More Serious Options
If you are going in for a more serious shoot, you might want to consider adding a few more items. For example, if you are shooting inside a building where you have been given permission to stage a photoshoot, a lighting kit could be possible.
A maximum of three lights should normally be enough to get the lighting that you require. While there will always be photographers who use a more complicated set-up, the results will only be marginally different – to the untrained eye, there may be no advantage at all from adding extra lights. A set of three allows for even lighting from both sides, plus a backlight or something directly in front of the model from above or below.
Invest in a lightweight kit which uses aluminium poles or something even lighter. This will make it easier to carry. Having a carrying case for your lighting kit will also help you to get it to the location without any hassle, as you can then set it up on location and take it down again before you go.
Be careful about bringing your lighting kit if you don’t have permission to be where you are. Particularly if you are obstructing a public place, you may actually be breaking the law. Only think about packing lights if you know you are not going to be causing any trouble.
Along with this lighting kit, you may consider other reflection options such as large white boards, or black boards to help keep some areas in the shade. You can also use different attachments for the lighting kit: umbrellas, softboxes, snoods, and so on.

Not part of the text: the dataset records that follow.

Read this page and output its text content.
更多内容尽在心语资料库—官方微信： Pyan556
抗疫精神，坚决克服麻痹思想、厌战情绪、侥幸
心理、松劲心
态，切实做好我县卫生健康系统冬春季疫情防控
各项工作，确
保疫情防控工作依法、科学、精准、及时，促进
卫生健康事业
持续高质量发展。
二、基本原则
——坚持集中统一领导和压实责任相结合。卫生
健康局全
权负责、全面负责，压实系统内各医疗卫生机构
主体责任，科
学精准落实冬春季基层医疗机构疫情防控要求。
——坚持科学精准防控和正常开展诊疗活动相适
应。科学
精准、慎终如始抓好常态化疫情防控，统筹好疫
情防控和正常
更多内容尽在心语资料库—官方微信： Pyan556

A tripod may be necessary if you are shooting in low light.
Before you decide on your lighting kit, think carefully about what kind of effects you want to produce and what you need to pack with you. You can easily run tests by setting up the lights in another outdoor area, such as your own backyard, to see what it will look like.
In order to carry out the same kind of shoot you would in a studio, but on location, you will need some upgrades that turn your kit into a mobile studio.
Along with the lightweight poles and carrying kits, there is one more thing your lights will need: power. If you have set up inside a building, you may be lucky enough to get access to sockets where you can plug the lights in. If not, you can instead pick up a battery pack or generator which will do the job. Be warned: these options are often very heavy, difficult to transport, and will only provide you with power for a set length of time.
You could also potentially set up a laptop station, even if you are on location in the middle of a Mongolian field. So long as you have the right kit, you can set up a tethered camera with live images on the laptop no matter where you are.
You will need a folding travel desk or something else to rest the laptop on, along with all of your wires and cables to make the connection and hook your laptop up to your generator. You can also bring along a Wi-Fi dongle or hotspot generator if it is strong enough to find a signal. You could feasibly even edit and send the images off to a client without leaving that Mongolian field – if you have the right stuff.
It can be very expensive to build up a location kit of this type. It’s more suited to those who are well-established as photographers, usually in a commercial or editorial field. If you have a magazine or an advertising client waiting for the images with a big budget, it should be possible to get it done!
Of course, there are more considerations to think about if you have to travel to your location, such as by train or airplane – but we will leave those for another post!
When you are photographing on location, generally speaking, all you need is the basic kit. Most photographers will find the results they desire with this equipment – and indeed, learning how to get great shots without relying on the tricks of the studio can be a fantastic opportunity for a new photographer to improve their skills. If you wouldn’t feel comfortable working with such a small collection of equipment, then it might be time to get some practice in!